I return Buddhadev’s letter. I am afraid he is somewhat under the grip of what I may call the illusion of realism. What all artists do is to take something from life — even if it be only a partial hint — and transfer it by the magic of their imagination and make a world of their own; the realists, of various kinds, Zola, Tolstoi, etc. do it as much as anybody else. Each artist is a creator of his own world — why then insist on this legal fiction that the artists world must appear as an imitation of the actual world around us — for it is only an appearance? It may be constructed to look like that — but why must it be?[1]

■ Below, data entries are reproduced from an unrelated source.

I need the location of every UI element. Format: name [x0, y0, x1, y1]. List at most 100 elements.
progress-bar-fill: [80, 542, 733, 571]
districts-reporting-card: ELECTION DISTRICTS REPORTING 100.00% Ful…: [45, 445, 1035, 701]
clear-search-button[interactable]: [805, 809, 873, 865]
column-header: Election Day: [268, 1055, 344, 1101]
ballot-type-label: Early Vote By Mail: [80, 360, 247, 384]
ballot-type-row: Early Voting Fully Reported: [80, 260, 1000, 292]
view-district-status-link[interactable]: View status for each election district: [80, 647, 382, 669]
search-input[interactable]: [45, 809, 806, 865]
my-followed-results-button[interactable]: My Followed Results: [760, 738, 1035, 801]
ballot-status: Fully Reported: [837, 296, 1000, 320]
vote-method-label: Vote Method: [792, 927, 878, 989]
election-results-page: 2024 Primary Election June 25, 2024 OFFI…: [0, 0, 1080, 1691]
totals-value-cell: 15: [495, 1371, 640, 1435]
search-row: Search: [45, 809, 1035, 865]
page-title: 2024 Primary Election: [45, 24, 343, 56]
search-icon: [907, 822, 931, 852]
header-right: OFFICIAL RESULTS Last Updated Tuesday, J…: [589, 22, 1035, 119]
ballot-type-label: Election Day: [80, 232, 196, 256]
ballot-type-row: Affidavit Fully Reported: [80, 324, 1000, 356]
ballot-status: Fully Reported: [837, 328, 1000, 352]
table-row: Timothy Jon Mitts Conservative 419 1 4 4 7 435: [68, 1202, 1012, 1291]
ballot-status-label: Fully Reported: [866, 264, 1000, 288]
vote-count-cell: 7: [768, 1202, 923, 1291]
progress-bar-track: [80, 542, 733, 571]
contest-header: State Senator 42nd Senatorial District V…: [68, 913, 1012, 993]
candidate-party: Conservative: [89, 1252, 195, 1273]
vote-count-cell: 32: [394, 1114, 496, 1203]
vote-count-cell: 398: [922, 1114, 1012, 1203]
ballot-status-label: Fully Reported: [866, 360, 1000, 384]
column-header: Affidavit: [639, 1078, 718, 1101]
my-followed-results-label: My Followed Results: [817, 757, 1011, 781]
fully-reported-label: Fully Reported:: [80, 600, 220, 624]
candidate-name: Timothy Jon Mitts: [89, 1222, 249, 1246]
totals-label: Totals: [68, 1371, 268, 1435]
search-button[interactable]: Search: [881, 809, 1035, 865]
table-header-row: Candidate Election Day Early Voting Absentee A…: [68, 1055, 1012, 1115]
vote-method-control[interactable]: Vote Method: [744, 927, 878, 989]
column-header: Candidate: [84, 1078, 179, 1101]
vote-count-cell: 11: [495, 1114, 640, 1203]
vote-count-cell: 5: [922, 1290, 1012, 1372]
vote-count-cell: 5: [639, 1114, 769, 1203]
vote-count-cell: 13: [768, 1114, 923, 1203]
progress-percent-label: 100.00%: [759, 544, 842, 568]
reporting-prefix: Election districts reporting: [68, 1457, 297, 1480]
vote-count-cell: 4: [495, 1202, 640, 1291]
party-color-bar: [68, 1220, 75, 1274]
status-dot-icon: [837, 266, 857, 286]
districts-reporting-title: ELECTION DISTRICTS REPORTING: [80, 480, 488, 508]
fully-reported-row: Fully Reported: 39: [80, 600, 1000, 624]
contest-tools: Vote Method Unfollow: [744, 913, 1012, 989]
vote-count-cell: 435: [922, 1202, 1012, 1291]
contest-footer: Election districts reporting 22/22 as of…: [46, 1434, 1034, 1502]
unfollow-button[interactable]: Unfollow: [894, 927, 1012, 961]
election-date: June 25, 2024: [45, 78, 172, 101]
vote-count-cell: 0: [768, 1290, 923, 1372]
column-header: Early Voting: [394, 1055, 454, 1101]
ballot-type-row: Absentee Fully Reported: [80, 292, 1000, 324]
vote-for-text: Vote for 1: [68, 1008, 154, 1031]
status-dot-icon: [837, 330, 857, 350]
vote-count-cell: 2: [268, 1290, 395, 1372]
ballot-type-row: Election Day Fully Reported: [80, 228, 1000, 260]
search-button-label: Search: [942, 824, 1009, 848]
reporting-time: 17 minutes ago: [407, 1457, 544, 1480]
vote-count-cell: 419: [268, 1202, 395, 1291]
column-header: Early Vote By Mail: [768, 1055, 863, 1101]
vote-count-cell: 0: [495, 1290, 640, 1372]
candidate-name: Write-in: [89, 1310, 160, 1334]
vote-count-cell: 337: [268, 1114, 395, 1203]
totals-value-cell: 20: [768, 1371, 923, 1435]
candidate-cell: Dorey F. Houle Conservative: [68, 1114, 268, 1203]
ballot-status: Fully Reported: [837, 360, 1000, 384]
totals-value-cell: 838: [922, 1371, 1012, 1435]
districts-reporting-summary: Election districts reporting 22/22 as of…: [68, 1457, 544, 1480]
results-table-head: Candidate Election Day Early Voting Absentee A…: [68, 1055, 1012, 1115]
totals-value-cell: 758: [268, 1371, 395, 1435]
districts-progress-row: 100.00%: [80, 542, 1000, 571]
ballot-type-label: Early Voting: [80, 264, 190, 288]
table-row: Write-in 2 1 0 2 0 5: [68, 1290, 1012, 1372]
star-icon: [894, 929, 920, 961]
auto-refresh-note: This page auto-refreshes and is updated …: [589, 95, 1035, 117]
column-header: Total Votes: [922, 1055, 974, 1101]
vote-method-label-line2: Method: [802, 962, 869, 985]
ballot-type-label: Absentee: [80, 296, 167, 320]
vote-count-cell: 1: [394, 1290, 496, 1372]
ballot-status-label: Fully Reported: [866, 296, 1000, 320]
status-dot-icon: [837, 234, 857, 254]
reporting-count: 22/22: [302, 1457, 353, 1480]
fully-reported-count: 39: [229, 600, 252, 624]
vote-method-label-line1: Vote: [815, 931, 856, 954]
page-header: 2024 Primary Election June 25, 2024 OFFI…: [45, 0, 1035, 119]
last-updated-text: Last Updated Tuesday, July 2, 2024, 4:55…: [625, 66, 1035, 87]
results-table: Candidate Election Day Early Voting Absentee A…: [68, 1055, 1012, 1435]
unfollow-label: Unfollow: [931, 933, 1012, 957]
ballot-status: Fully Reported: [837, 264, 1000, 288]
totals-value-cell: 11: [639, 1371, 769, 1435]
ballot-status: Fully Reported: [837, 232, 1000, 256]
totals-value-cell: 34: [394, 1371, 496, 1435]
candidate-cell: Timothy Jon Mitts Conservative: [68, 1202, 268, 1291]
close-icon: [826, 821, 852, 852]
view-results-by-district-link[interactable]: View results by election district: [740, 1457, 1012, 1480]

As to your metres, it seems to me that in such cases as ānmane [in absent-minded state] and e bandhane [in this bondage] it depends on how the line is read. It is safer no doubt to effect a secure regularity in the metre, one takes less risks; but the chance of staking and revealing rhythmical effects is lessened — of course also the chance of disputable movements or evident stumbles.

*   *   *


[1] The published version of this letter (in The Future Poetry) continues with the following passage (probably added later by Sri Aurobindo): “The characters and creations of even the most strongly objective fiction, much more the characters and creations of poetry live by the law of their own life, which is something in the inner mind of their creator — they cannot be constructed as copies of things outside.”